Sunday, May 31, 2009
Dow Theory Letters on The three phases of a gold bull market
Richard Russel
“Every major primary bull market takes place in three sentiment phases. The first phase of the gold bull market occurred around 1999 to 2005. This was the ‘dirt cheap’ phase of gold when only the true believers assumed positions. Old timers probably remember back in 2000 when I wrote that the listed gold shares were so ridiculously cheap that they could be bought and ‘put away’ as perpetual warrants.
“The second phase of the gold bull market started around 2005 and is still in force. This is the phase where the seasoned professionals and a few more sophisticated funds take their positions. It is in the second phase where we see the most painful secondary corrections. And it is in the second phase where the public first notices the persistent rise in gold. In the current area, gold is just starting to attract the attention of the public.
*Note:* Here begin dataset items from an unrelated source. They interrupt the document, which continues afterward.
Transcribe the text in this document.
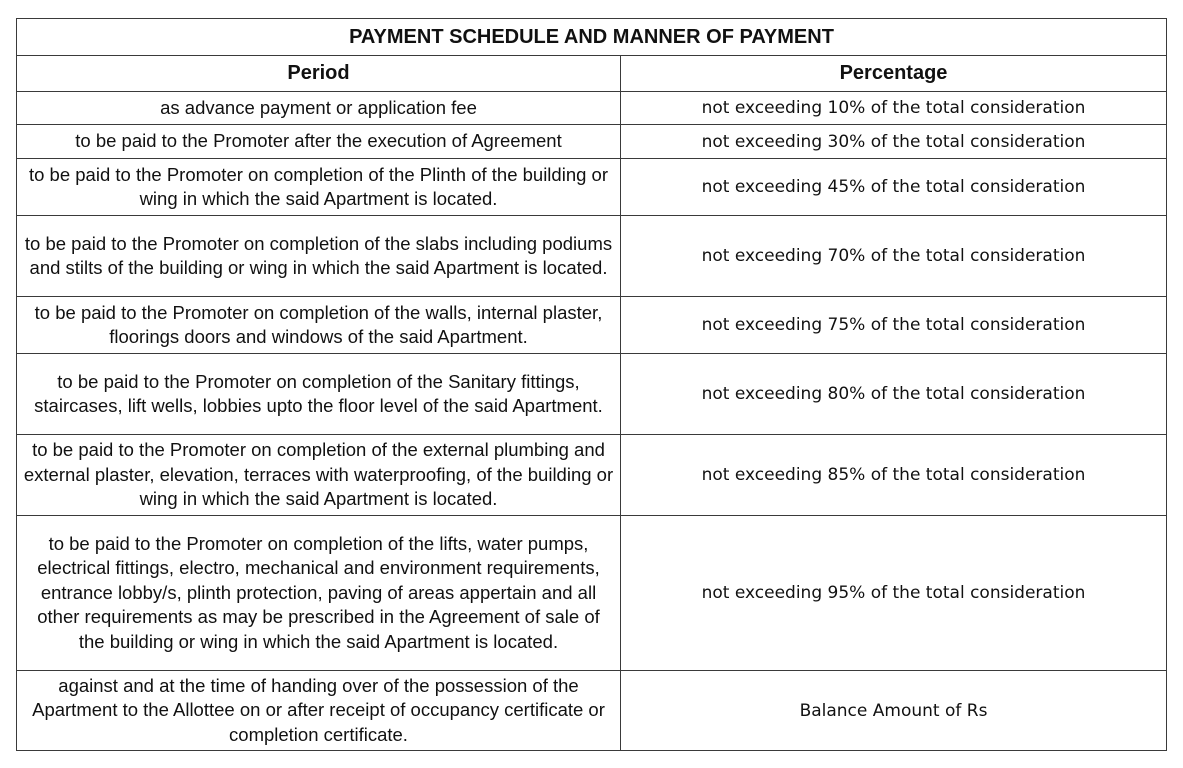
PAYMENT SCHEDULE AND MANNER OF PAYMENT	
Period	Percentage
as advance payment or application fee	not exceeding 10% of the total consideration
to be paid to the Promoter after the execution of Agreement	not exceeding 30% of the total consideration
to be paid to the Promoter on completion of the Plinth of the building or wing in which the said Apartment is located.	not exceeding 45% of the total consideration
to be paid to the Promoter on completion of the slabs including podiums and stilts of the building or wing in which the said Apartment is located.	not exceeding 70% of the total consideration
to be paid to the Promoter on completion of the walls, internal plaster, floorings doors and windows of the said Apartment.	not exceeding 75% of the total consideration
to be paid to the Promoter on completion of the Sanitary fittings, staircases, lift wells, lobbies upto the floor level of the said Apartment.	not exceeding 80% of the total consideration
to be paid to the Promoter on completion of the external plumbing and external plaster, elevation, terraces with waterproofing, of the building or wing in which the said Apartment is located.	not exceeding 85% of the total consideration
to be paid to the Promoter on completion of the lifts, water pumps, electrical fittings, electro, mechanical and environment requirements, entrance lobby/s, plinth protection, paving of areas appertain and all other requirements as may be prescribed in the Agreement of sale of the building or wing in which the said Apartment is located.	not exceeding 95% of the total consideration
against and at the time of handing over of the possession of the Apartment to the Allottee on or after receipt of occupancy certificate or completion certificate.	Balance Amount of Rs
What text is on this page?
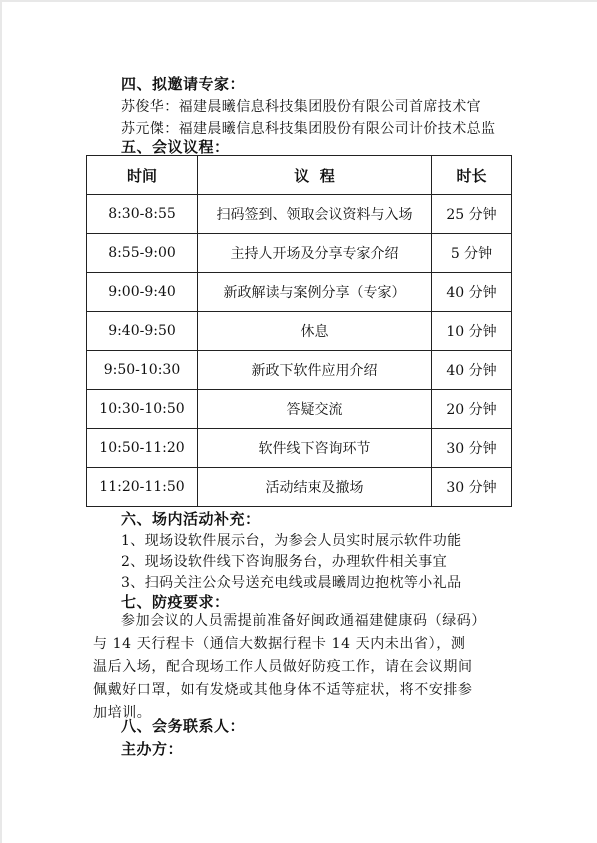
四、拟邀请专家：
苏俊华：福建晨曦信息科技集团股份有限公司首席技术官
苏元傑：福建晨曦信息科技集团股份有限公司计价技术总监
五、会议议程：
时间	议  程	时长
8:30-8:55	扫码签到、领取会议资料与入场	25 分钟
8:55-9:00	主持人开场及分享专家介绍	5 分钟
9:00-9:40	新政解读与案例分享（专家）	40 分钟
9:40-9:50	休息	10 分钟
9:50-10:30	新政下软件应用介绍	40 分钟
10:30-10:50	答疑交流	20 分钟
10:50-11:20	软件线下咨询环节	30 分钟
11:20-11:50	活动结束及撤场	30 分钟
六、场内活动补充：
1、现场设软件展示台，为参会人员实时展示软件功能
2、现场设软件线下咨询服务台，办理软件相关事宜
3、扫码关注公众号送充电线或晨曦周边抱枕等小礼品
七、防疫要求：
参加会议的人员需提前准备好闽政通福建健康码（绿码）
与 14 天行程卡（通信大数据行程卡 14 天内未出省），测
温后入场，配合现场工作人员做好防疫工作，请在会议期间
佩戴好口罩，如有发烧或其他身体不适等症状，将不安排参
加培训。
八、会务联系人：
主办方：
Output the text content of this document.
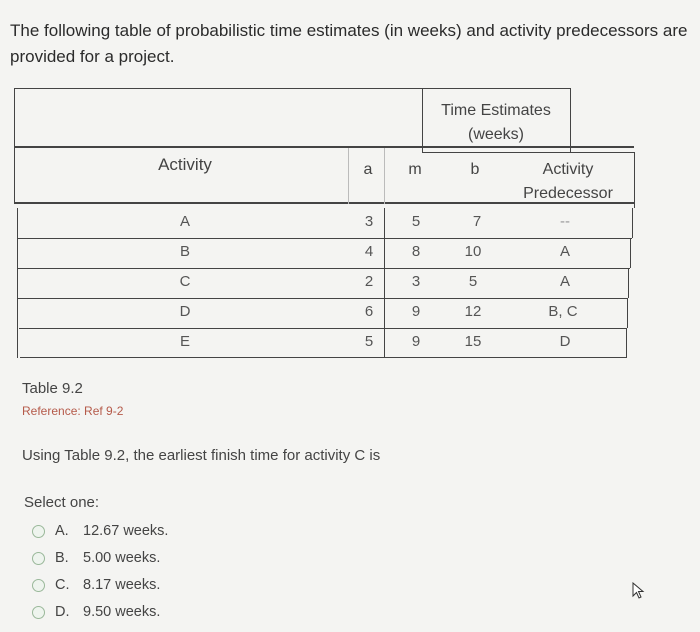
The following table of probabilistic time estimates (in weeks) and activity predecessors are provided for a project.
Time Estimates
(weeks)
Activity	a	m	b	Activity
Predecessor
A	3	5	7	--
B	4	8	10	A
C	2	3	5	A
D	6	9	12	B, C
E	5	9	15	D
Table 9.2
Reference: Ref 9-2
Using Table 9.2, the earliest finish time for activity C is
Select one:
A. 12.67 weeks.
B. 5.00 weeks.
C. 8.17 weeks.
D. 9.50 weeks.
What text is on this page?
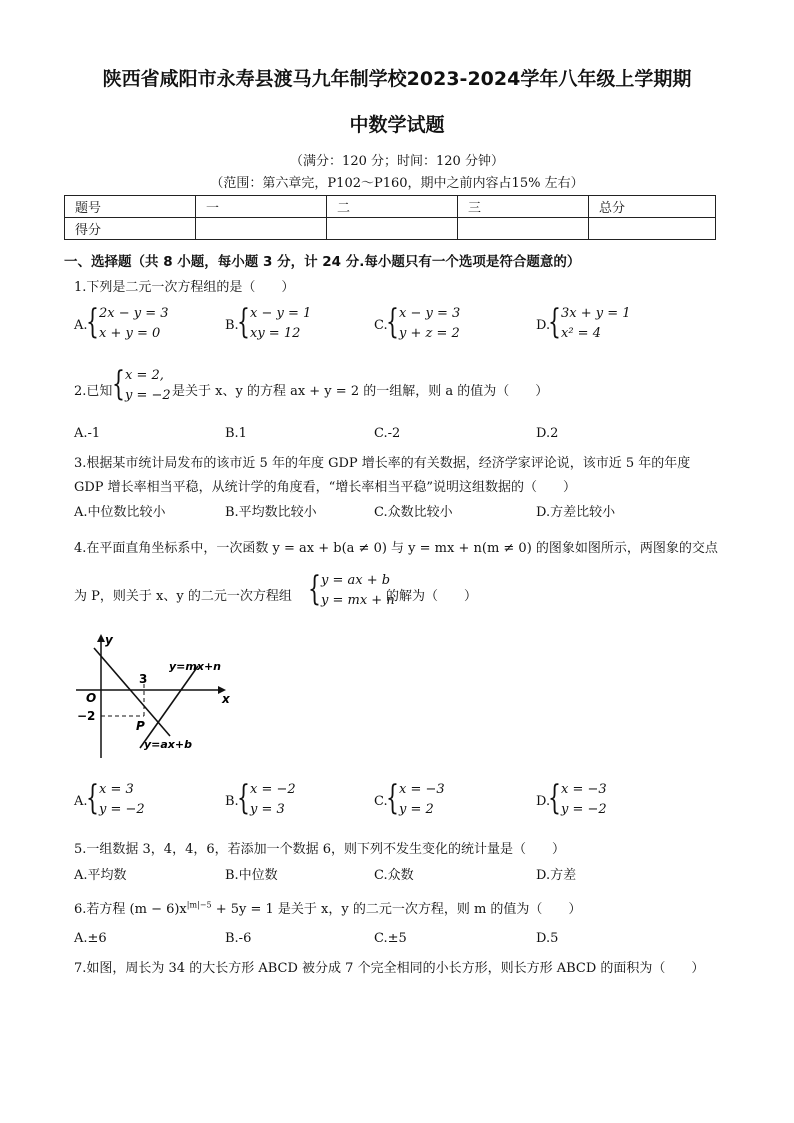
陕西省咸阳市永寿县渡马九年制学校2023-2024学年八年级上学期期
中数学试题
（满分：120 分；时间：120 分钟）
（范围：第六章完，P102～P160，期中之前内容占15% 左右）
题号	一	二	三	总分
得分				
一、选择题（共 8 小题，每小题 3 分，计 24 分.每小题只有一个选项是符合题意的）
1.下列是二元一次方程组的是（　　）
A.
{ 2x − y = 3
x + y = 0
B.
{ x − y = 1
xy = 12
C.
{ x − y = 3
y + z = 2
D.
{ 3x + y = 1
x² = 4
2.已知 { x = 2,
y = −2 是关于 x、y 的方程 ax + y = 2 的一组解，则 a 的值为（　　）
A.-1	B.1	C.-2	D.2
3.根据某市统计局发布的该市近 5 年的年度 GDP 增长率的有关数据，经济学家评论说，该市近 5 年的年度
GDP 增长率相当平稳，从统计学的角度看，“增长率相当平稳”说明这组数据的（　　）
A.中位数比较小	B.平均数比较小	C.众数比较小	D.方差比较小
4.在平面直角坐标系中，一次函数 y = ax + b(a ≠ 0) 与 y = mx + n(m ≠ 0) 的图象如图所示，两图象的交点
为 P，则关于 x、y 的二元一次方程组 { y = ax + b
y = mx + n
的解为（　　）
y
x
O
3
−2
P
y=mx+n
y=ax+b
A.
{ x = 3
y = −2
B.
{ x = −2
y = 3
C.
{ x = −3
y = 2
D.
{ x = −3
y = −2
5.一组数据 3，4，4，6，若添加一个数据 6，则下列不发生变化的统计量是（　　）
A.平均数	B.中位数	C.众数	D.方差
6.若方程 $(m - 6)x^{|m|-5} + 5y = 1$ 是关于 x，y 的二元一次方程，则 m 的值为（　　）
A.±6	B.-6	C.±5	D.5
7.如图，周长为 34 的大长方形 ABCD 被分成 7 个完全相同的小长方形，则长方形 ABCD 的面积为（　　）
“Every major primary bull market that I have studied or lived through ends up with a wildly speculative third phase. This is the phase where the public and the crowd rushes head-long into the market. We saw this last in the years around 2000 when people bought any kind of tech stock. ‘I don’t care what it is, if it’s tech, just get me in!’
“My belief is that we’re now nearing the beginning of the third speculative phase of the great gold bull market. The huge secondary reaction that has held gold in its grip since early 2008 is coming to an end. Interestingly, this reaction has taken the form of a large head-and-shoulders bottoming pattern. Most recently, gold has been climbing (almost unnoticed) up the formation’s right shoulder. If June gold can close above 1003, I believe that will signal the beginning of gold’s third speculative phase.”